You have seen lots of advertisements for causes or companies asking you to 'like' them on Facebook. In the world of pretend Internet money, a 'like' has value but charities know the cold, bleak truth; once people have taken the action you ask for, they feel like they have done their part for a long time, so asking for a 'like' or a 'Tweet' is going to cost a donation.

A new analysis from scholars at the University of British Columbia adds fuel to assertions that social media platforms are turning people into "slacktivists" by making it easy for them to feel like they associate with or have helped a cause without committing resources to support it. 

They are late to the party. Most media sites knew this already. If you are popular on a social news site, like Reddit or Slashdot, it translates into readers, thousands or tens of thousands. If you are popular on Twitter or Facebook, it will be dozens of perhaps hundreds. People will re-tweet a link to an article based on the title or the person posting it, but they often don't read it. 

"Our research shows that if people are able to declare support for a charity publicly in social media it can actually make them less likely to donate to the cause later on,"  says PhD student Kirk Kristofferson.

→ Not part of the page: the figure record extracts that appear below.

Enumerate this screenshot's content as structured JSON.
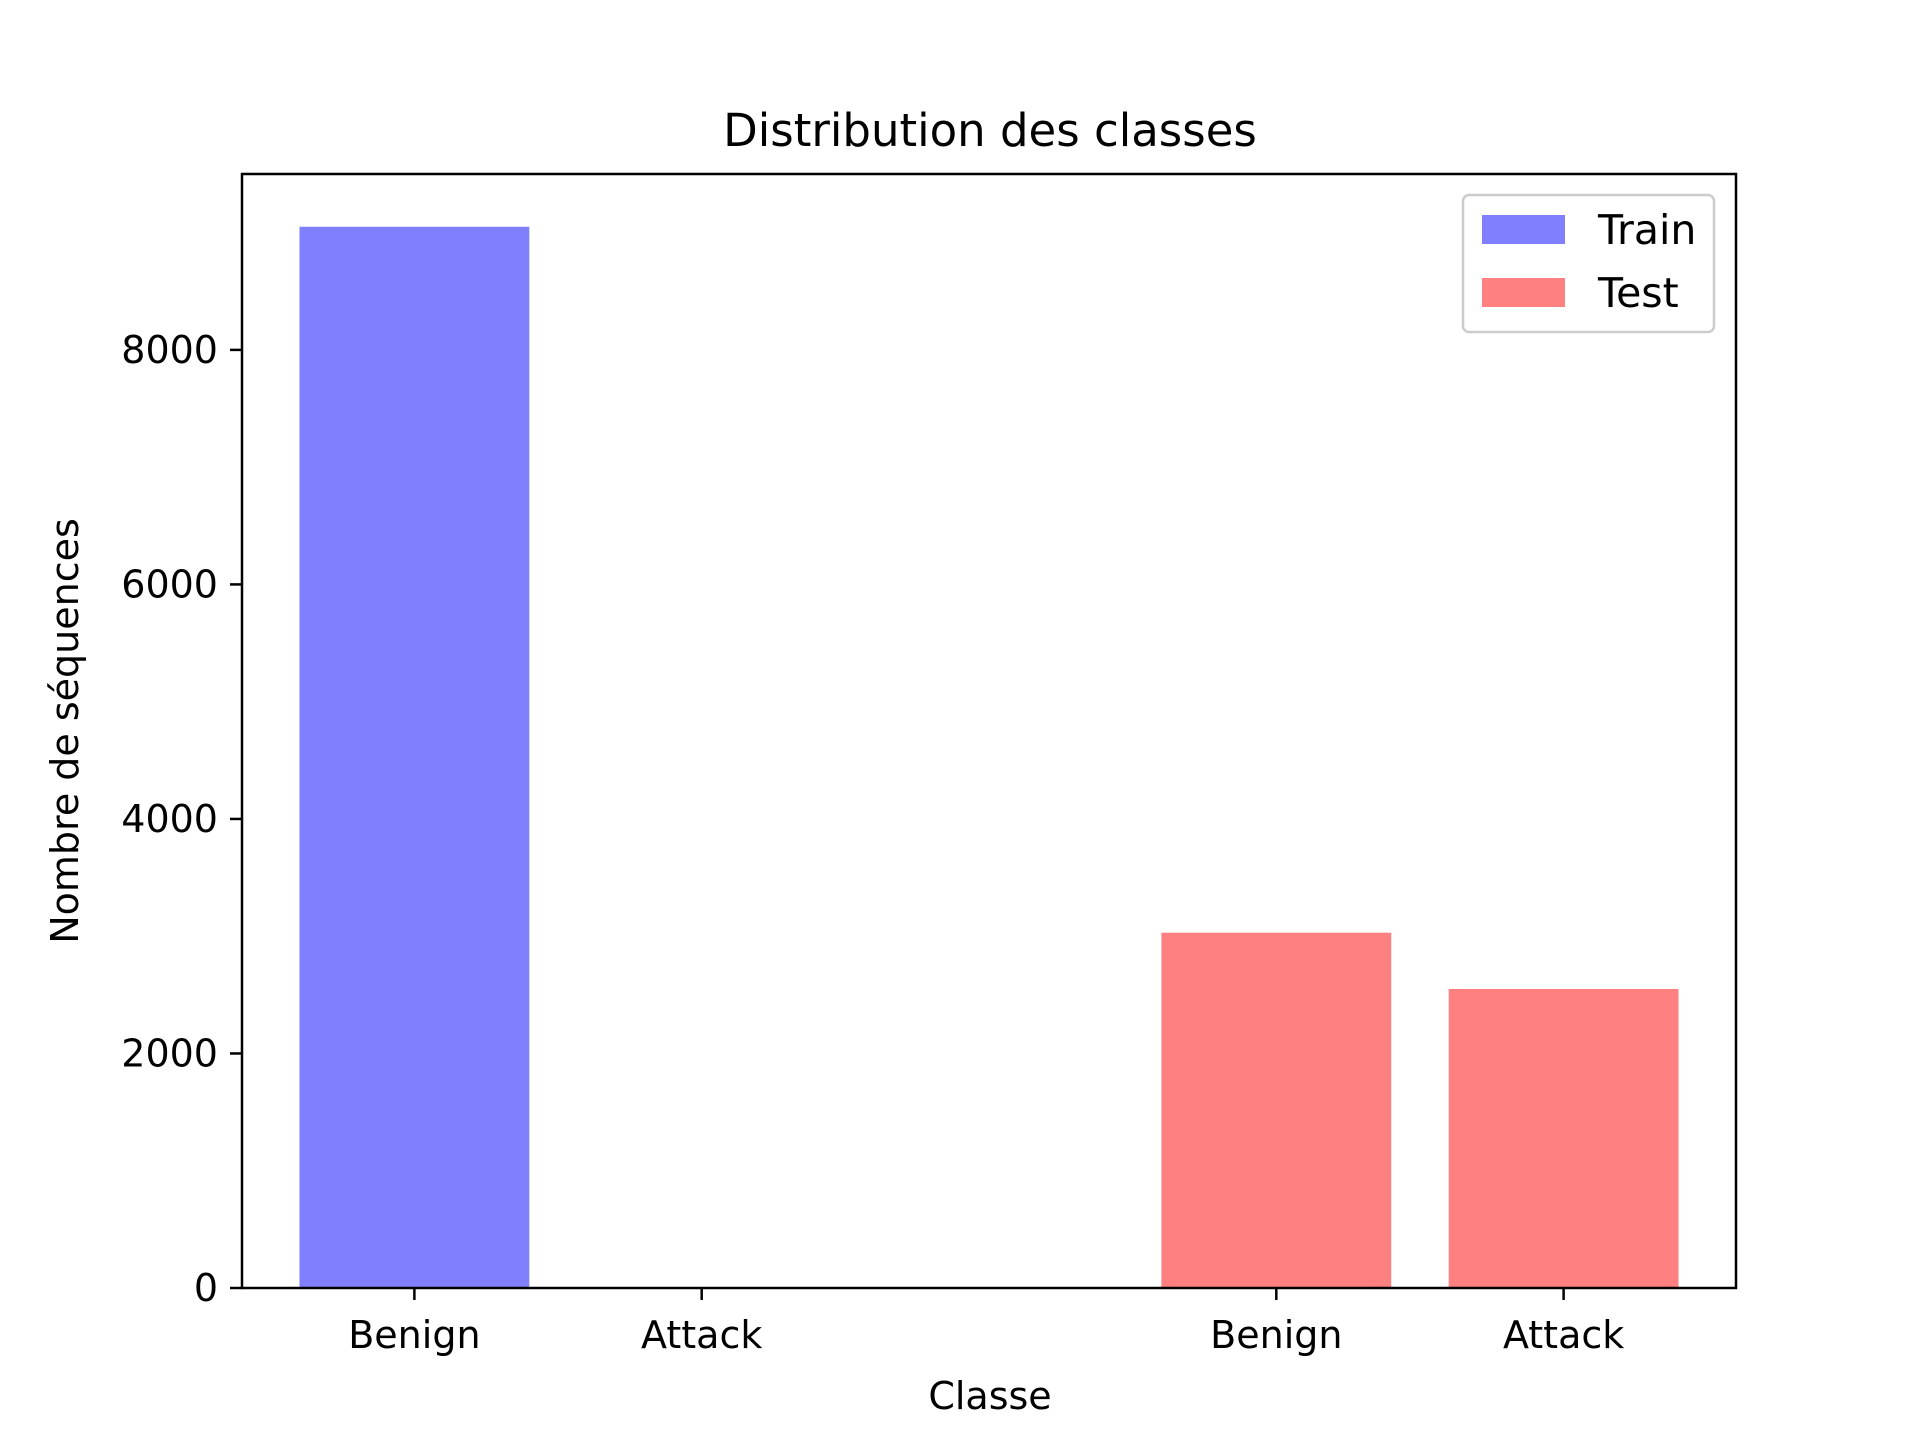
{
  "chart_data": {
    "type": "bar",
    "title": "Distribution des classes",
    "xlabel": "Classe",
    "ylabel": "Nombre de séquences",
    "ylim": [
      0,
      9500
    ],
    "yticks": [
      0,
      2000,
      4000,
      6000,
      8000
    ],
    "x_positions": [
      0,
      1,
      3,
      4
    ],
    "x_tick_labels": [
      "Benign",
      "Attack",
      "Benign",
      "Attack"
    ],
    "grid": false,
    "legend": "top-right",
    "series": [
      {
        "name": "Train",
        "color": "#8080ff",
        "x": [
          0,
          1
        ],
        "values": [
          9050,
          0
        ]
      },
      {
        "name": "Test",
        "color": "#ff8080",
        "x": [
          3,
          4
        ],
        "values": [
          3030,
          2550
        ]
      }
    ]
  }
}
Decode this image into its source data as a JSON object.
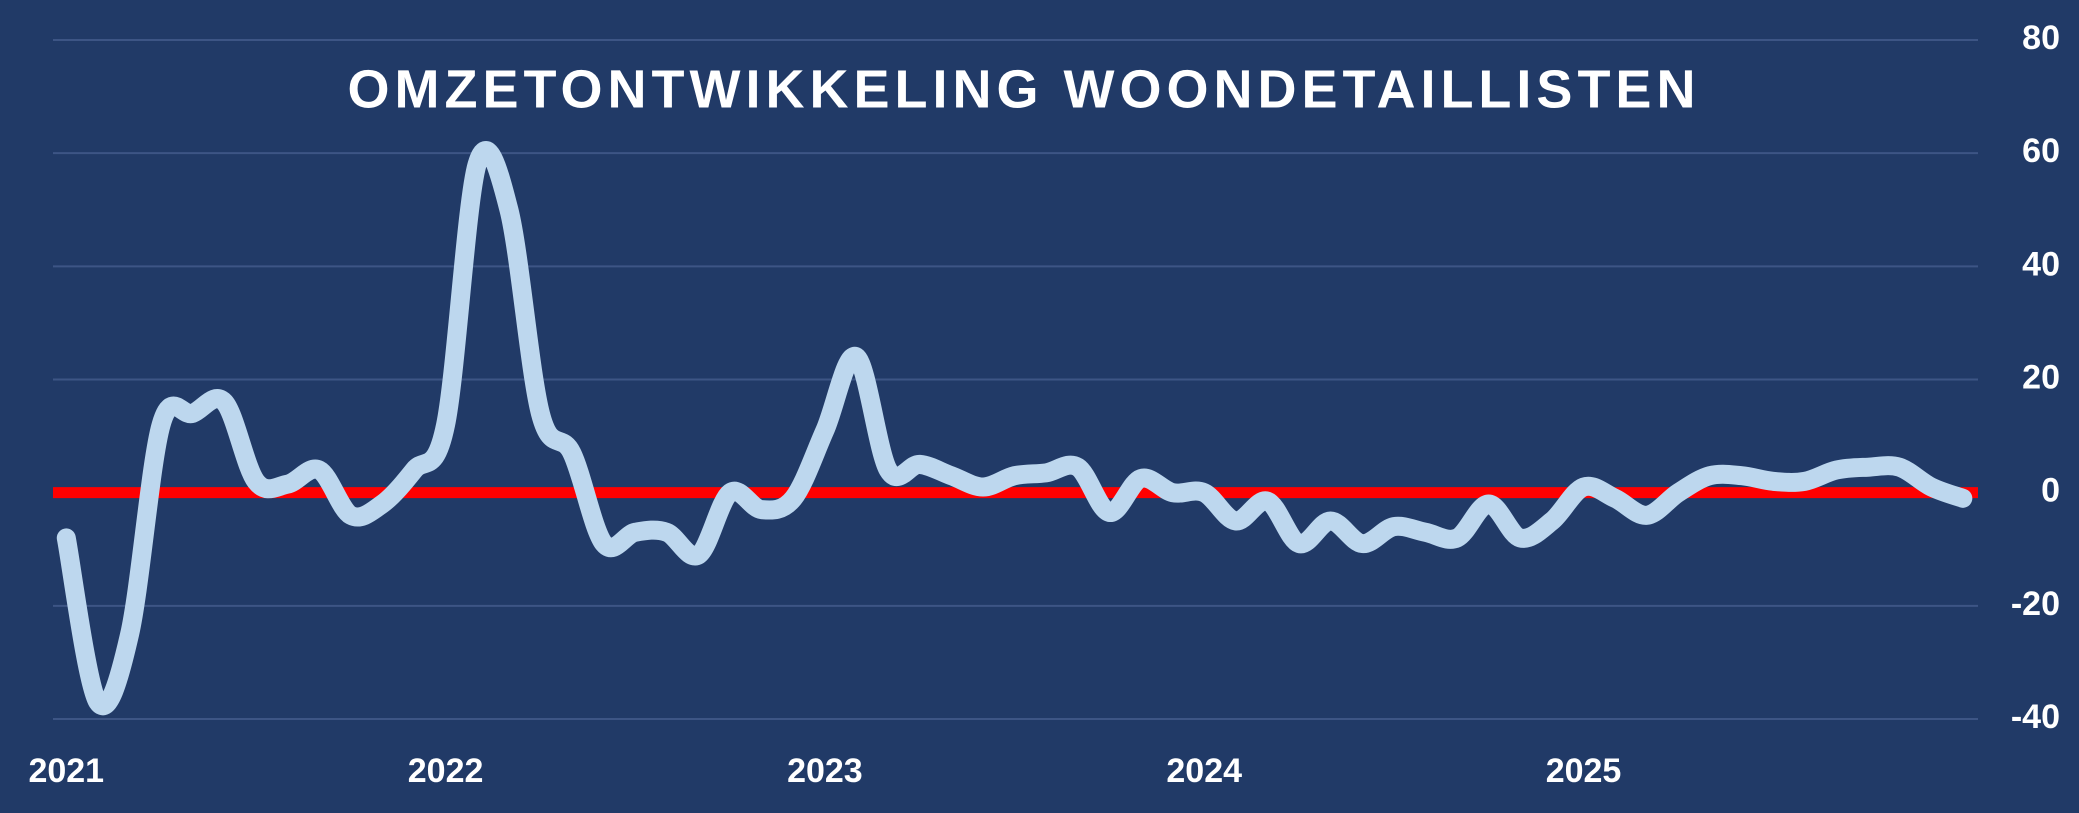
{
  "chart_data": {
    "type": "line",
    "title": "OMZETONTWIKKELING WOONDETAILLISTEN",
    "x": [
      2021,
      2021.083,
      2021.167,
      2021.25,
      2021.333,
      2021.417,
      2021.5,
      2021.583,
      2021.667,
      2021.75,
      2021.833,
      2021.917,
      2022,
      2022.083,
      2022.167,
      2022.25,
      2022.333,
      2022.417,
      2022.5,
      2022.583,
      2022.667,
      2022.75,
      2022.833,
      2022.917,
      2023,
      2023.083,
      2023.167,
      2023.25,
      2023.333,
      2023.417,
      2023.5,
      2023.583,
      2023.667,
      2023.75,
      2023.833,
      2023.917,
      2024,
      2024.083,
      2024.167,
      2024.25,
      2024.333,
      2024.417,
      2024.5,
      2024.583,
      2024.667,
      2024.75,
      2024.833,
      2024.917,
      2025,
      2025.083,
      2025.167,
      2025.25,
      2025.333,
      2025.417,
      2025.5,
      2025.583,
      2025.667,
      2025.75,
      2025.833,
      2025.917,
      2026
    ],
    "series": [
      {
        "color": "#bdd7ee",
        "values": [
          -8,
          -37,
          -25,
          12,
          14,
          16,
          2,
          1.5,
          4,
          -4,
          -2,
          4,
          12,
          58,
          50,
          14,
          7,
          -9,
          -7,
          -7,
          -11,
          0,
          -3,
          -1,
          11,
          24,
          4,
          5,
          3,
          1,
          3,
          3.5,
          4.5,
          -3.5,
          2.5,
          0,
          0,
          -5,
          -1.5,
          -9,
          -5,
          -9,
          -6,
          -7,
          -8,
          -2,
          -8,
          -5,
          1,
          -1,
          -4,
          0,
          3,
          3,
          2,
          2,
          4,
          4.5,
          4.5,
          1,
          -1
        ]
      }
    ],
    "reference_line": {
      "value": 0,
      "color": "#ff0000"
    },
    "xlim": [
      2020.965,
      2026.04
    ],
    "xticks": [
      2021,
      2022,
      2023,
      2024,
      2025
    ],
    "ylim": [
      -40,
      80
    ],
    "yticks": [
      -40,
      -20,
      0,
      20,
      40,
      60,
      80
    ],
    "grid": true
  }
}
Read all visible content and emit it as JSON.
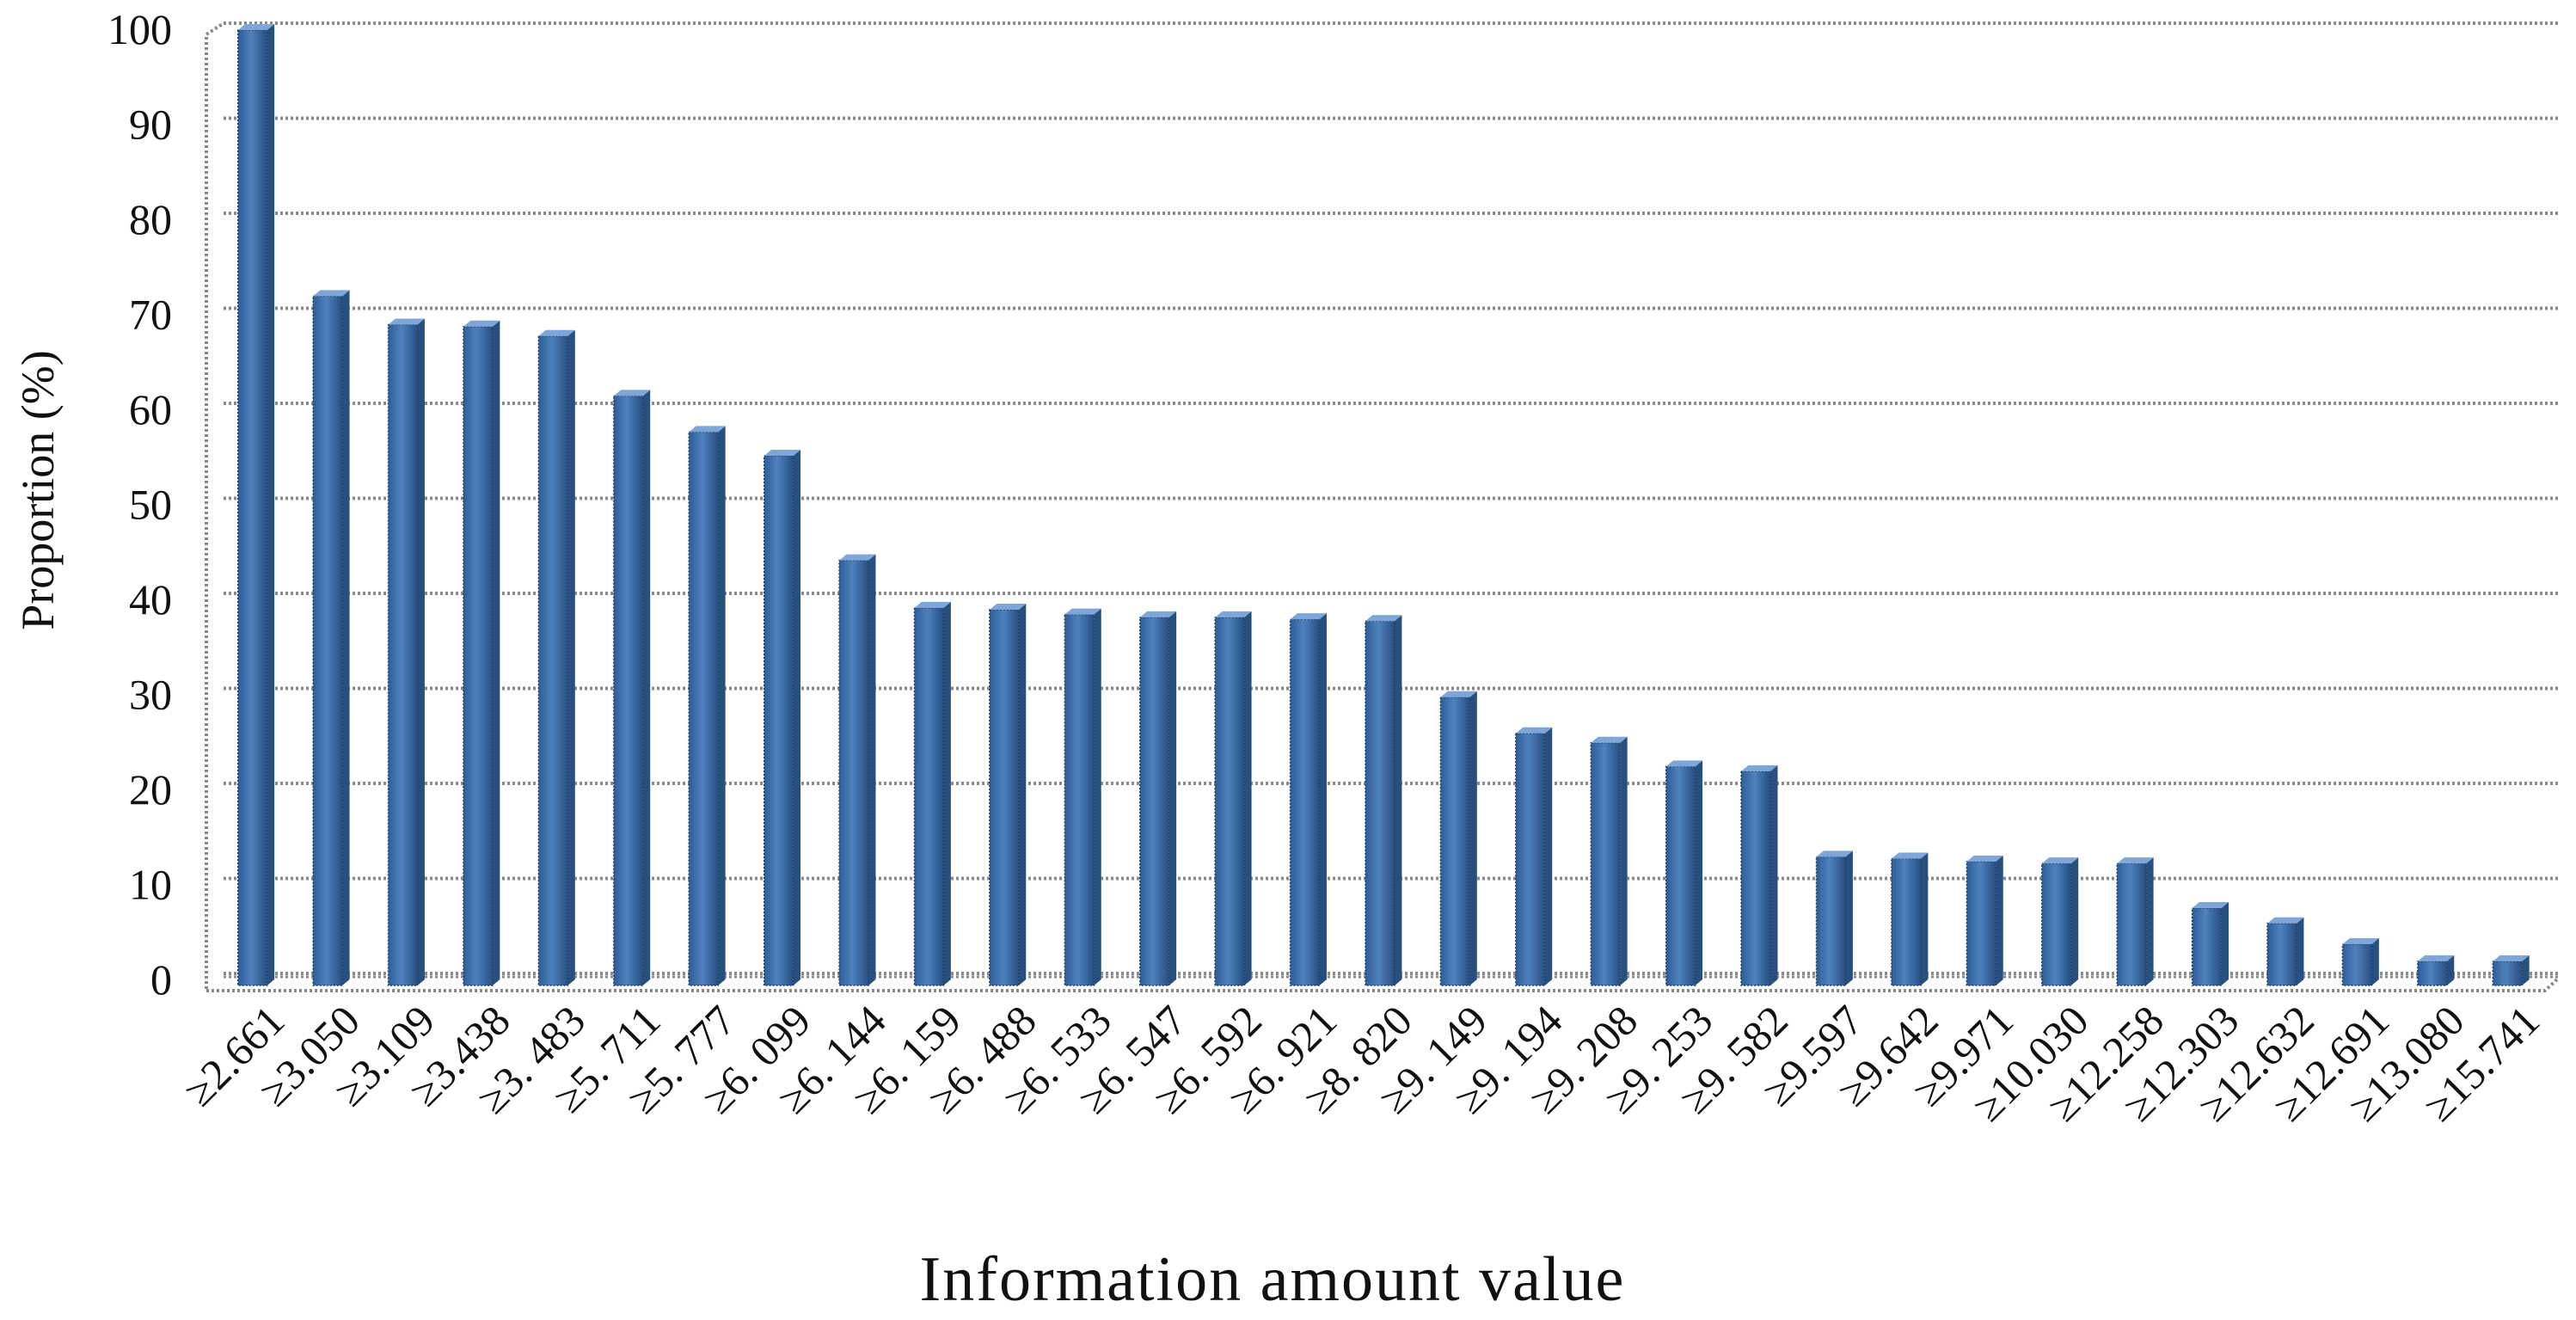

In a series of studies, researchers invited participants to engage in an initial act of free support for a cause – joining a Facebook group, accepting a poppy, pin or magnet or signing a petition. Participants were then asked to donate money or volunteer.

They found that the more public the token show of endorsement, the less likely participants are to provide meaningful support later. If participants were provided with the chance to express token support more privately, such as confidentially signing a petition, they were more likely to give later.

The researchers suggest this occurs because giving public endorsement satisfies the desire to look good to others, reducing the urgency to give later. Providing token support in private leads people to perceive their values are aligned with the cause without the payoff of having people witness it.

With the holiday season being the biggest fundraising period of the year, the researchers say it is vital that charities take another look at their strategies and plan appropriately.